WORLD: Would you have liked to have had a man by your side in such situations?

Flugel-Anhalt: I consciously and like to travel alone. If I were traveling with a man, nobody in Iran and Pakistan would probably speak to me, only to the male companion. When I travel alone, I experience an incredible amount of helpfulness and hospitality.

WORLD: The goal of your trip was the Nanga Parbat, which rises not far from the Karakorum Highway. What ideas did you have of the eight-thousander?

Flugel-Anhalt: In the run-up to the trip, I dealt intensively with the Nanga Parbat and its history as the glorified "Mountain of Fate of the Germans". Before Herman Buhl climbed it for the first time in 1953, it became an icy grave for many mountaineers. They took the risk because they wanted to experience the fascination that emanates from Nanga Parbat.

WORLD: Did the mountain also cast a spell on you?

Flugel-Anhalt: Absolutely. I was very fortunate to experience a moonless night near it, at an altitude of about 4500 meters. In this absolute darkness, the Nanga Parbat seemed to glow from within. I heard the thundering avalanches, the cracking and bursting of the glaciers. That was pure luck for me. The 22,000 kilometer journey was worth it for that alone.

WORLD: Speaking of which: did the Lada bravely hold out there and back?

Wing-Anhalt: The Russian off-road vehicle was heavily challenged. Because of the mud and water in Pakistan, the voltage regulator in the alternator broke, the fourth gear in the transmission gave up the ghost, and the driver's seat broke. But everything could be repaired by competent craftsmen on the way. And I got home safely.
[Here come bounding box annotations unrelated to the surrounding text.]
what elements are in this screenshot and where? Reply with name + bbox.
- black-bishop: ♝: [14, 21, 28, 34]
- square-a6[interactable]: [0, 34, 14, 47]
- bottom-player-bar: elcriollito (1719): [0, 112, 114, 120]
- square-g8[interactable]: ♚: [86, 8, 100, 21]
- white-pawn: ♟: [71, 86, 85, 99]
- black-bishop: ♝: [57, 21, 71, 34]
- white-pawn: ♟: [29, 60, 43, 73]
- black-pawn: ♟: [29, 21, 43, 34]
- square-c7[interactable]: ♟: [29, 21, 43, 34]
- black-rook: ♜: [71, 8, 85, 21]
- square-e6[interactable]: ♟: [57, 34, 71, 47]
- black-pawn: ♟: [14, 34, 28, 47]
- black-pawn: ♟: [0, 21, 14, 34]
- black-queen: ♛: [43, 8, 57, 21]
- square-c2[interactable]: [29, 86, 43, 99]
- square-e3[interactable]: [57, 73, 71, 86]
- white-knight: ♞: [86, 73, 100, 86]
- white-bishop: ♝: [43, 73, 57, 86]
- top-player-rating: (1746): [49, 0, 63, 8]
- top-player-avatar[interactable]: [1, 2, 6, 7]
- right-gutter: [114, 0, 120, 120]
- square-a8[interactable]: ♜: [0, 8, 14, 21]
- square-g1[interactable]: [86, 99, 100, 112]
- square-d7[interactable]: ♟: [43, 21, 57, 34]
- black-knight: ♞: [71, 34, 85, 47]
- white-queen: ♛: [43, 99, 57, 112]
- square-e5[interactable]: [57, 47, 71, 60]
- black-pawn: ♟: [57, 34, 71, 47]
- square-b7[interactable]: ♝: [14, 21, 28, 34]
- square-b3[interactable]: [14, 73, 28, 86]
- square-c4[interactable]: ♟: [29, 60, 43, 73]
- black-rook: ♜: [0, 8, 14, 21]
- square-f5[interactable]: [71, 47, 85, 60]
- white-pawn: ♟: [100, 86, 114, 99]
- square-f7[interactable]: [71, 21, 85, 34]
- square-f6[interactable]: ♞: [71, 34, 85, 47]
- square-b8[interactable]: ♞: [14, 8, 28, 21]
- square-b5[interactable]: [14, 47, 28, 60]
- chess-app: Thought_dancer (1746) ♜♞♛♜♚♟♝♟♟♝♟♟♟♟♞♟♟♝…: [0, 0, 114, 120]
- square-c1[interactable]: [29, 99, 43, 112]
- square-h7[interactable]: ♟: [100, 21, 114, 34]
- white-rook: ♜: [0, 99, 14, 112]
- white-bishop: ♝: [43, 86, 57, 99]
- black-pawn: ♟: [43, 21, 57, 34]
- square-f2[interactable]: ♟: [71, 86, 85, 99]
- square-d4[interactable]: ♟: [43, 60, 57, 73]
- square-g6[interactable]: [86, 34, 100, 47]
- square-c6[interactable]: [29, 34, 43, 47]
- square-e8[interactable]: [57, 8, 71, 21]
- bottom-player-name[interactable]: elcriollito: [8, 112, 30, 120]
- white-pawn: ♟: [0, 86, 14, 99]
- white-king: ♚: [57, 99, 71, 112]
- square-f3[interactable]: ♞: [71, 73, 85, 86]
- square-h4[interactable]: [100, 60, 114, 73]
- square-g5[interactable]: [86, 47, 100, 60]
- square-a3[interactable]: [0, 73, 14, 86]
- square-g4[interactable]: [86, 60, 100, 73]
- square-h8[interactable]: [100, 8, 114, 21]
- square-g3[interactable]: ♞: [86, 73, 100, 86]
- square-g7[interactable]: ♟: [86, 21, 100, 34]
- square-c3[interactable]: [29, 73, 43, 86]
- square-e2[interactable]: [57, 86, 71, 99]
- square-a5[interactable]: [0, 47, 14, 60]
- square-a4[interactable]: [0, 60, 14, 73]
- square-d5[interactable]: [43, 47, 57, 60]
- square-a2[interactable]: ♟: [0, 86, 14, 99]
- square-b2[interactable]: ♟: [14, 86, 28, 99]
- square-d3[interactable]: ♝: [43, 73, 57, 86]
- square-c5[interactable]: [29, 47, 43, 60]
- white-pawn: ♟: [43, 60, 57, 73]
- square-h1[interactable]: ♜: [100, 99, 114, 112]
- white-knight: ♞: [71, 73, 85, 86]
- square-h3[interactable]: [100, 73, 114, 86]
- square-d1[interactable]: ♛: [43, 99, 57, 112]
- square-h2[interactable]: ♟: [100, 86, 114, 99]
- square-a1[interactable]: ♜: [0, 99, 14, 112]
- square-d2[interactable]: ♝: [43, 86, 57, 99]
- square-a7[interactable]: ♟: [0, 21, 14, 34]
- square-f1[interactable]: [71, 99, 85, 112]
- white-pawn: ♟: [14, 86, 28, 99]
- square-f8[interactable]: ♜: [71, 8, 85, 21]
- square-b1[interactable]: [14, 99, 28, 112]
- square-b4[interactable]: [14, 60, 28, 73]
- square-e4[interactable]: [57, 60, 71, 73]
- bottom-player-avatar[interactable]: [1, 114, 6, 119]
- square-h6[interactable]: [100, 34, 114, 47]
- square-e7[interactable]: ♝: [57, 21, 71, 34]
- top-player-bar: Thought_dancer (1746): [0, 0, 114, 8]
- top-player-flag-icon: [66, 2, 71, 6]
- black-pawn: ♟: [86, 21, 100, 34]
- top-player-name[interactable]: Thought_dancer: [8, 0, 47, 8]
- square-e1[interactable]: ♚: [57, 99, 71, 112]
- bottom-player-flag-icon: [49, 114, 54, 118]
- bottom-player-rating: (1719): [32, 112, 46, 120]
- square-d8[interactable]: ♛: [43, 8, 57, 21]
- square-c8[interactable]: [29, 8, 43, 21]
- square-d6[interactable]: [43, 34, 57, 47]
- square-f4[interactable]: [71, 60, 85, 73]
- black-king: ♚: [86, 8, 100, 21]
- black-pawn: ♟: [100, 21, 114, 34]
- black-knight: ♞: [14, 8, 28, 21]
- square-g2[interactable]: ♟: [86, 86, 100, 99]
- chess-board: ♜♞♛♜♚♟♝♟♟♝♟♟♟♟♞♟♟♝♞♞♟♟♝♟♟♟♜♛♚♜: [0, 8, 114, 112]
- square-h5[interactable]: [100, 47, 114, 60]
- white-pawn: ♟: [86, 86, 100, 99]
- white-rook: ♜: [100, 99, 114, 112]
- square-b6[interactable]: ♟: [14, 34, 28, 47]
Margot Flügel-Anhalt has written three books about her travels; after “Über Grenzen” and “Einfach abfahrn” “Hoch. Out: My journey to the people on the highest mountains in the world”, Polyglott Verlag, 240 pages, 18.99 euros. In it, the 69-year-old describes her three-month tour to Nanga Parbat.

The onset of winter exacerbates the already difficult situation in Iran. According to the EU foreign service, the required classification of the Iranian Revolutionary Guards as a terrorist organization is not easily possible - for the regime critic Neda Soltani also a question of will.